La plupart d'entre elles ne requièrent pas la mise en œuvre de dispositifs lourds de sécurité par les forces de l'ordre ; seules des mesures de circulation ou de protection destinées à en faciliter le bon déroulement sont prises, en étant attentifs aux mesures qui concernent la prévention du terrorisme.
Dans les villes d'une certaine importance, la direction centrale de la sécurité publique (DCST) dispose d'unités généralistes, mais aussi d'unités spécialisés et formées au maintien de l'ordre : les unités départementales d'intervention, appelées compagnies, sections ou groupes, en fonction du volume d'agents qui les composent.
La police s'appuie également sur des unités hautement spécialisées et adaptées à la mission, les CRS. Les 60 compagnies constituent la réserve et peuvent être mises à la disposition des préfets, aussi bien à Paris que sur l'ensemble du territoire national. Les escadrons de gendarmerie mobile participent bien sûr aux opérations sous le commandement de l'autorité civile, et souvent dans le cadre de dispositifs qui associent les deux forces du ministère de l'Intérieur. Leur répartition est assurée par un service placé auprès du DGPN – l'unité de coordination des forces mobiles –, qui reçoit les demandes de renfort des préfets de zone et soumet les arbitrages au cabinet du ministre de l'Intérieur en cas de demandes supérieures aux moyens disponibles.
La tactique mise en œuvre par ces professionnels expérimentés du maintien de l'ordre a évolué au fil du temps pour s'adapter aux menaces et aux circonstances. Des matériels spécifiques permettent de compléter les dispositifs susceptibles d'être déployés par les CRS, comme des engins lanceurs d'eau ou encore des véhicules spécialement équipés pour bloquer les rues.
Les unités de CRS, sous la direction d'un commandant de compagnie, emploient des personnels formés spécifiquement et équipés. Une partie de chaque compagnie est entraînée pour intervenir avec réactivité et mobilité, afin de procéder à l'interpellation de casseurs violents ; il s'agit des groupes appelés SPI-4G.
Pour l'exercice de leur mission, les policiers sont protégés physiquement, notamment par des casques à visière, des boucliers et des jambières, et équipés de moyens de défense.
Une opération de maintien de l'ordre peut nécessiter la mise en œuvre d'armes de différentes natures. Les armes de force intermédiaire sont conçues pour soutenir l'action des forces de l'ordre, en limitant les risques de blessures graves. Ces armes de force intermédiaire sont utilisées dans des conditions strictes, imposées par la loi, notamment en situation de légitime défense, ou lorsqu'un attroupement a été caractérisé et qu'il ne peut être dispersé autrement. Il peut s'agir de grenades, de gaz lacrymogènes ou de bâtons de défense. Leur emploi est gradué en fonction des circonstances.

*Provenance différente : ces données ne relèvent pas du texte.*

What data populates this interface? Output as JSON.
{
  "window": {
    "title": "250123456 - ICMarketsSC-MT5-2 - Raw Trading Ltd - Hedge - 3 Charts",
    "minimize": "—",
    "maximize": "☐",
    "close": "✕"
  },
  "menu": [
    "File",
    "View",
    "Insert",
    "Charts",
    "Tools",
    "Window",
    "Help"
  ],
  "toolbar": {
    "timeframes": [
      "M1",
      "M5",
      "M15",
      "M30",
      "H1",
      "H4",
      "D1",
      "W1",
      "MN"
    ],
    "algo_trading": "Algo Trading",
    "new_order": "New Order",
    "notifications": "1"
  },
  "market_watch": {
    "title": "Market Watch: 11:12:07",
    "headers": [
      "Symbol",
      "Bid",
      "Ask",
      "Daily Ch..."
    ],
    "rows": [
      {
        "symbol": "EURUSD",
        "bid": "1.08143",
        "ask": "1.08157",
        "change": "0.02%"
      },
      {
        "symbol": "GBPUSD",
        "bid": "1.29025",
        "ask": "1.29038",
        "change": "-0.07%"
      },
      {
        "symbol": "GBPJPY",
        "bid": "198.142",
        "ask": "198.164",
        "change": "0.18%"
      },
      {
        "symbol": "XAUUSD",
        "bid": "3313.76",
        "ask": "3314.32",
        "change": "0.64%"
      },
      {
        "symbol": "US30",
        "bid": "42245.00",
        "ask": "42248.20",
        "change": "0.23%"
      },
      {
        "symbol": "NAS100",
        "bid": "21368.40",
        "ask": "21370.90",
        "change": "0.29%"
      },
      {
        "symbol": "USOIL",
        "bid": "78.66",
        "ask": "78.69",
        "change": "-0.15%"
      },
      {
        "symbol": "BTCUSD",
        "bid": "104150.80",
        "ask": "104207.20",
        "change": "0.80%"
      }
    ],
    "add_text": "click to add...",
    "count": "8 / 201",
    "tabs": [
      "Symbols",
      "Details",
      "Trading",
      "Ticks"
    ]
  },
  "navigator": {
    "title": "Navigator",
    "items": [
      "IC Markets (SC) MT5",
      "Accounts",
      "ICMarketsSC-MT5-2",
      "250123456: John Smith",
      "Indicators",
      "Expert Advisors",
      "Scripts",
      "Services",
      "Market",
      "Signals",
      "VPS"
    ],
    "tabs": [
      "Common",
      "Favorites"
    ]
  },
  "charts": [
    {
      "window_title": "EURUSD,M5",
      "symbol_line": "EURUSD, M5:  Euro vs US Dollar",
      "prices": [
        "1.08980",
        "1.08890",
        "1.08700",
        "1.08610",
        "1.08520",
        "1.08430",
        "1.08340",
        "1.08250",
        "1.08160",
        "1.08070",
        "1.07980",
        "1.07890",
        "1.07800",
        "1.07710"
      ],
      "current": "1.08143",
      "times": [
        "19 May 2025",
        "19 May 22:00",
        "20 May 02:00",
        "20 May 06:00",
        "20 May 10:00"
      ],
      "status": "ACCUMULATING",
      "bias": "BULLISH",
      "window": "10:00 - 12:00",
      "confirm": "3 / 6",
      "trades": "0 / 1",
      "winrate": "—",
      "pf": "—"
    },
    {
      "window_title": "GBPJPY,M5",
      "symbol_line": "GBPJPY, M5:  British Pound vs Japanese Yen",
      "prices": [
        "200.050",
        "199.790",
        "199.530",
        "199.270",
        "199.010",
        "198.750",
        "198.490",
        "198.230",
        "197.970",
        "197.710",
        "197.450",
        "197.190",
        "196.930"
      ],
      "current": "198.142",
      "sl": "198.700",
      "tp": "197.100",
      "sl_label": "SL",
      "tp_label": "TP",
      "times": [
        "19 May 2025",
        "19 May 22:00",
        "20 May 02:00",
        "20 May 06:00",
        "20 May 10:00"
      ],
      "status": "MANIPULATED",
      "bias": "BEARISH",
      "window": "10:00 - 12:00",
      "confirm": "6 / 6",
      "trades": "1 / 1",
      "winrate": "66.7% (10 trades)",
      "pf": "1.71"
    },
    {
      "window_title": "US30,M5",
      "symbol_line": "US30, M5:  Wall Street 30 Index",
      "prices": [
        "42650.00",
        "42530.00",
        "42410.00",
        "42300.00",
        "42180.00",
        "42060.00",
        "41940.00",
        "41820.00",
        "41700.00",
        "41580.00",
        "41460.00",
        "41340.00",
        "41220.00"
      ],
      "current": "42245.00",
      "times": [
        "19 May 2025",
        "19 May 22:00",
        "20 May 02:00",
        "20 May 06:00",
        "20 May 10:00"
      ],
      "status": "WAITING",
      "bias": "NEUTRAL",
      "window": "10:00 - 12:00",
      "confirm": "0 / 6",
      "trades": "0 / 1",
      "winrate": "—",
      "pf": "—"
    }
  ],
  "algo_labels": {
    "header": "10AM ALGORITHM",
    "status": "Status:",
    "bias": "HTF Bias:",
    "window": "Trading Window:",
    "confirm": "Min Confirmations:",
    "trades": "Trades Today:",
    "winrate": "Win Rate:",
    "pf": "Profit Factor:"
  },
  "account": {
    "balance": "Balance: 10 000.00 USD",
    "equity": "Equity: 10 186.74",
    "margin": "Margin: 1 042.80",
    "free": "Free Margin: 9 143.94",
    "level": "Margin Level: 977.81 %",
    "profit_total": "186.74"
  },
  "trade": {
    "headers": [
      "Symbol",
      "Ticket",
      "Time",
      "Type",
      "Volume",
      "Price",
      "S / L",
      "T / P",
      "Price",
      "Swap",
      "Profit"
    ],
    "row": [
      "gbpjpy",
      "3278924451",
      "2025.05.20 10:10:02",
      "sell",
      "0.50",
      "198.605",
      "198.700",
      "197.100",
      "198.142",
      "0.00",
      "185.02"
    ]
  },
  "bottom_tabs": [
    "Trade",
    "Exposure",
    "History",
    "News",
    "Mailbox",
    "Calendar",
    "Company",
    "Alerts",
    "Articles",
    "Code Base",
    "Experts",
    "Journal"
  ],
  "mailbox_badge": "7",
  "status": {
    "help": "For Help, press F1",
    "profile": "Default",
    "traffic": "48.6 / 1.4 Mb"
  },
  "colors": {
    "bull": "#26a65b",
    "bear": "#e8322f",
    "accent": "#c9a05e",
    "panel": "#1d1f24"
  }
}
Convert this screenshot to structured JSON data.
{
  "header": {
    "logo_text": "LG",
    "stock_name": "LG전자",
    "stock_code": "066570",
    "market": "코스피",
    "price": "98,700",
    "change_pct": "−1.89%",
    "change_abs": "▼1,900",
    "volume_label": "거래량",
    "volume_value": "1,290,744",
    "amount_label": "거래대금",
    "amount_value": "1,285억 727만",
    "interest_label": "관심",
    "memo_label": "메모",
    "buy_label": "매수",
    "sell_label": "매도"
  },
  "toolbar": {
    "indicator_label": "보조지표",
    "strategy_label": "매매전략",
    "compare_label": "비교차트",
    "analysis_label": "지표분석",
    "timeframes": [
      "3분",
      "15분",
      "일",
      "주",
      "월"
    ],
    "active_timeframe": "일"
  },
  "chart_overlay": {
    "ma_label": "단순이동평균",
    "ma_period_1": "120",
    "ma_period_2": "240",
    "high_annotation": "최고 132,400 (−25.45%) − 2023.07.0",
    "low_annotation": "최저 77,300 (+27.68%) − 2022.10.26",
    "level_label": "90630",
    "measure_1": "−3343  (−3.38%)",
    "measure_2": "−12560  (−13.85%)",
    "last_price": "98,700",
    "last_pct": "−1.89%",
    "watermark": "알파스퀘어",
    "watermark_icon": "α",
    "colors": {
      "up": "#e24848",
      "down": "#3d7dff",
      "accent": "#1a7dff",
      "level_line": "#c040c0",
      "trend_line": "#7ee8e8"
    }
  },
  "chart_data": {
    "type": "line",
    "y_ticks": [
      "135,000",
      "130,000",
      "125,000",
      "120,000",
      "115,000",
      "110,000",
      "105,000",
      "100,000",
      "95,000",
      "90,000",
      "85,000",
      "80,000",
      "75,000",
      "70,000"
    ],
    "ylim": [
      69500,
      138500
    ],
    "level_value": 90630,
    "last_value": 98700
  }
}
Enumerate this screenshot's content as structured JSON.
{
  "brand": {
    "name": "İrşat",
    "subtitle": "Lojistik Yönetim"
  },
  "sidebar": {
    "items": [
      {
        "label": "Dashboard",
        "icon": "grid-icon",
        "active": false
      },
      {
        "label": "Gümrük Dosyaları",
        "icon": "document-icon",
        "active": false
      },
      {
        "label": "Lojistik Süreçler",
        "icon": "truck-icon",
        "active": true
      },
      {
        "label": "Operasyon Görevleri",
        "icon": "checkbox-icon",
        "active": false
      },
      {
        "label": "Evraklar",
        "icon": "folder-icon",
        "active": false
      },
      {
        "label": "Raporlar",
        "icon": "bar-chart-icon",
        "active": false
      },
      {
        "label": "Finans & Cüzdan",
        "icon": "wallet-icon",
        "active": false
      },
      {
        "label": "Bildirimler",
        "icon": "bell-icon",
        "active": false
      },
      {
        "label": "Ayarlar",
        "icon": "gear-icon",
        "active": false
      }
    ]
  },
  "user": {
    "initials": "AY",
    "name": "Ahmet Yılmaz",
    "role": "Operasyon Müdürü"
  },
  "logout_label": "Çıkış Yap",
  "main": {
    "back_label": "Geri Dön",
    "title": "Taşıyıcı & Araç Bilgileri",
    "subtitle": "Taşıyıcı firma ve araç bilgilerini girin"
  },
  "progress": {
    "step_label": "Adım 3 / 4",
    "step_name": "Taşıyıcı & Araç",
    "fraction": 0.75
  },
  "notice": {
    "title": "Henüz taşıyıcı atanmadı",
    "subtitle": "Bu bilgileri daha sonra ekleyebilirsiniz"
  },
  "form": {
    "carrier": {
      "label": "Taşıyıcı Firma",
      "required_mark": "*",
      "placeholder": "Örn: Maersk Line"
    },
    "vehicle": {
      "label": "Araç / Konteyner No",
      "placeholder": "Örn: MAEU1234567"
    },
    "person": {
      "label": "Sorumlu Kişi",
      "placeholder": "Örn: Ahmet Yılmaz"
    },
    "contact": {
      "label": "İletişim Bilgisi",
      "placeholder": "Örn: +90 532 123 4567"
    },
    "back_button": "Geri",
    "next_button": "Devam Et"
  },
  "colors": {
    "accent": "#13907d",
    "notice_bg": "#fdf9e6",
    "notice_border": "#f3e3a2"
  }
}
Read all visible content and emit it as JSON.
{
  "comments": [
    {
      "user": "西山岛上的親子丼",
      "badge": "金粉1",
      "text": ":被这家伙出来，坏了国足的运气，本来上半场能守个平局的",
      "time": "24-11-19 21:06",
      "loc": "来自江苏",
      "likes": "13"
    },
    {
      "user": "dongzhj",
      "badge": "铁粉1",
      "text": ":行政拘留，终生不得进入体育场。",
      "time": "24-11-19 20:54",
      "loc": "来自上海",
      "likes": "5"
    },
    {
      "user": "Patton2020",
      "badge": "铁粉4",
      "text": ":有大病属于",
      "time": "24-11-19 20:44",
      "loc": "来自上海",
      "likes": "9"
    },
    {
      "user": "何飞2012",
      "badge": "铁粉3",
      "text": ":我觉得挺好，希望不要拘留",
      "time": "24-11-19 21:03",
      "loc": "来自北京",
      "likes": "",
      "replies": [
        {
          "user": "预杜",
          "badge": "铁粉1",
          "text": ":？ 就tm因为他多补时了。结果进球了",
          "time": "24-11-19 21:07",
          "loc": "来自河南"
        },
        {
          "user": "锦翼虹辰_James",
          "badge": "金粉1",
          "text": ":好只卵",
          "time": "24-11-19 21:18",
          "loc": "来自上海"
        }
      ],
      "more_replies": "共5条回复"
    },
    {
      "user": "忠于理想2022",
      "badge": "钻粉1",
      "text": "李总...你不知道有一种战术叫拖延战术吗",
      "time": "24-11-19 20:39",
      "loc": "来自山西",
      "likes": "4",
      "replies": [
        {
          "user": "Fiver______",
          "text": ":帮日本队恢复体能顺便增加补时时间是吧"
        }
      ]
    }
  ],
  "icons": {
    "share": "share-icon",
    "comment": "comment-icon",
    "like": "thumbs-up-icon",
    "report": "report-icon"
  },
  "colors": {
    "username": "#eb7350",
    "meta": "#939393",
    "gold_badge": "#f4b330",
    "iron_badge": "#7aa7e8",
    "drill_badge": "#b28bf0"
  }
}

Par ailleurs, la loi distingue, d'une part, l'autorité habilitée à décider de l'emploi de la force – il s'agit en général de commissaires de police responsables des services locaux de sécurité publique – et, d'autre part, les échelons de commandement opérationnels, appelés « commandants de la force publique ».
L'usage de la force est ainsi contrôlé et ne sera mis en œuvre que le temps strictement nécessaire pour ramener le calme ou pour procéder à l'interpellation des auteurs d'infractions, qu'il s'agisse de violences sur des personnes physiques ou de dégradations de biens.
Par ailleurs, un travail de police judiciaire est également mené par les services d'investigation de la police technique et scientifique (PTS) sur les scènes de violences collectives, afin d'identifier et d'interpeller, même a posteriori, les auteurs des infractions constatées.
Dans le respect des lois et du code de déontologie de la police nationale, différents textes internes sont venus préciser les règles applicables en matière de maintien de l'ordre. Une doctrine du maintien de l'ordre de la police nationale, datée du 21 avril 2017, énonce les principes et les responsabilités dans ce domaine.
Une instruction commune à la DGPN, à la préfecture de police et à la direction générale de la gendarmerie nationale (DGGN) a précisé, le 7 août 2017, les modalités d'emploi des différentes armes de force intermédiaire.
Ces principes et ces textes sont enseignés dans le cadre de la formation initiale des trois corps actifs de la police, mais aussi tout au long de la carrière des policiers, dans le cadre de la formation continue. Cette formation s'adapte et évolue, tant sur le fond que sur la forme, puisque, dorénavant une formation dispensée en e-learning est proposée par la direction centrale du recrutement et de la formation de la police nationale (DCRFPN). D'une durée de six heures, elle permet à chaque policier de maintenir ses connaissances à jour et de développer ses compétences théoriques sur ce sujet. Des entraînements sont régulièrement réalisés, tant dans les CRS qu'en sécurité publique.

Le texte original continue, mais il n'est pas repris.